Weeks later, Chuncho, now an impoverished beggar, tracks Tate to a hotel in Ciudad Juarez and tries to shoot him. Tate, insisting that he has been waiting for him, gives him a half-share of the reward he received from the Mexican Government for assassinating Elías: 100,000 pesos in gold. Chuncho, astonished by Tate's apparent loyalty and friendship, visits a barber, a tailor and a brothel.

The next morning the pair prepare to leave for a new life in the United States. However, when Chuncho watches as Tate cuts through a line to buy their train tickets, he begins to reconsider their relationship and his responsibilities. Learning that he had been further manipulated by Tate through his pretending to be an army prisoner, Chuncho suddenly declares that, although they are friends, he must kill him. Tate asks why, to which Chuncho replies "¿Quién sabe?", before shooting Tate dead while he is boarding the slowly moving train. The police arrive at the station and Tate's body begins its return to the United States while Chuncho, laughing maniacally, tosses his bag of money to a group of peasants near him and flees from the authorities down an external corridor of carriages, happily shouting and exhorting the poor to buy dynamite instead of bread.

==Cast==

- Gian Maria Volonté as Chucho/El Chucho/El Chuncho/Chuncho Muños
- Lou Castel as Bill "Niño" Tate/El Niño/Taylor
- Klaus Kinski as El Santo/Santo
- Martine Beswick as Adelita
- Jaime Fernández as General Elías
- Andrea Checchi as Don Felipe
- Spartaco Conversi as Eufemio
- Joaquín Parra as Picaro
- Aldo Sambrell as Lieutenant Alvaro Ferreira
- José Manuel Martín as Raimundo
- Santiago Santos as Guapo
- Valentino Macchi as Train Engineer

==Production==
The screenplay and story for A Bullet for the General is credited to Salvatore Laurani while Franco Solinas is credited with the adaptation and dialogue. Film historian Howard Hughes noted that A Bullet for the General was the first Italian Western to seriously deal with the Mexican revolution and credited Solinas with the political aspects on the film. Solinas was a Marxist writer best known in film for his screenplays for Salvatore Giuliano and The Battle of Algiers.
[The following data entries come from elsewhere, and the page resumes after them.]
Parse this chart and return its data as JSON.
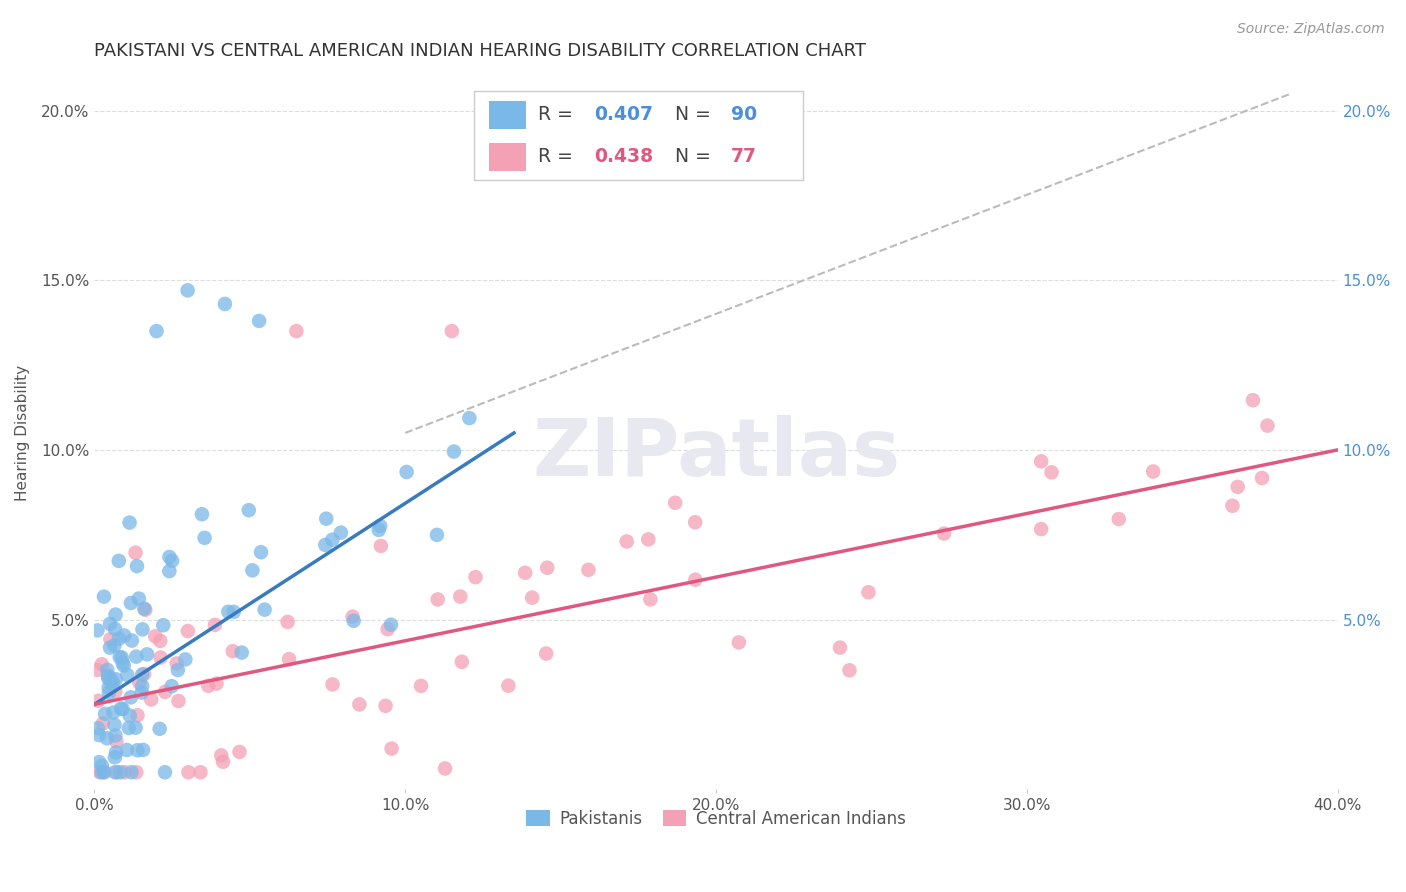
{
  "title": "PAKISTANI VS CENTRAL AMERICAN INDIAN HEARING DISABILITY CORRELATION CHART",
  "source": "Source: ZipAtlas.com",
  "ylabel": "Hearing Disability",
  "xlim": [
    0.0,
    0.4
  ],
  "ylim": [
    0.0,
    0.21
  ],
  "xticks": [
    0.0,
    0.1,
    0.2,
    0.3,
    0.4
  ],
  "xtick_labels": [
    "0.0%",
    "10.0%",
    "20.0%",
    "30.0%",
    "40.0%"
  ],
  "yticks": [
    0.0,
    0.05,
    0.1,
    0.15,
    0.2
  ],
  "ytick_labels": [
    "",
    "5.0%",
    "10.0%",
    "15.0%",
    "20.0%"
  ],
  "right_ytick_labels": [
    "",
    "5.0%",
    "10.0%",
    "15.0%",
    "20.0%"
  ],
  "blue_color": "#7ab8e8",
  "pink_color": "#f4a0b5",
  "blue_line_color": "#3a7bbf",
  "pink_line_color": "#e05880",
  "dashed_line_color": "#bbbbbb",
  "pakistanis_label": "Pakistanis",
  "central_label": "Central American Indians",
  "title_fontsize": 13,
  "source_fontsize": 10,
  "axis_label_fontsize": 11,
  "tick_fontsize": 11,
  "background_color": "#ffffff",
  "grid_color": "#dddddd",
  "watermark_text": "ZIPatlas",
  "watermark_color": "#e8e8f0",
  "blue_trendline_x": [
    0.0,
    0.135
  ],
  "blue_trendline_y": [
    0.025,
    0.105
  ],
  "pink_trendline_x": [
    0.0,
    0.4
  ],
  "pink_trendline_y": [
    0.025,
    0.1
  ],
  "dashed_trendline_x": [
    0.1,
    0.385
  ],
  "dashed_trendline_y": [
    0.105,
    0.205
  ]
}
A Bullet for the General was directed by Damiano Damiani and shot in Almería between July and August 1966. Damiani had originally wanted to shoot the film in Mexico which proved to be impossible.

==Release==
A Bullet for the General was released in Italy on December 2, 1966.

==Reception==
In a contemporary review, the Monthly Film Bulletin declared the film to be "a lively sortie into the Mexican Revolution with a good deal of boisterous action and a spirited performance from Gian Maria Volonte". The review noted the running time cut from 135 minutes to 77 minutes, stating "substantial pruning unfortunately plays havoc with the continuity (a character who was clearly of some importance in the original is here reduced to a few marginal references)."

Damiano's film has been called a "serious statement about the Mexican Revolution" and has been recognised as an accomplished blend of "tension, action, politics and history".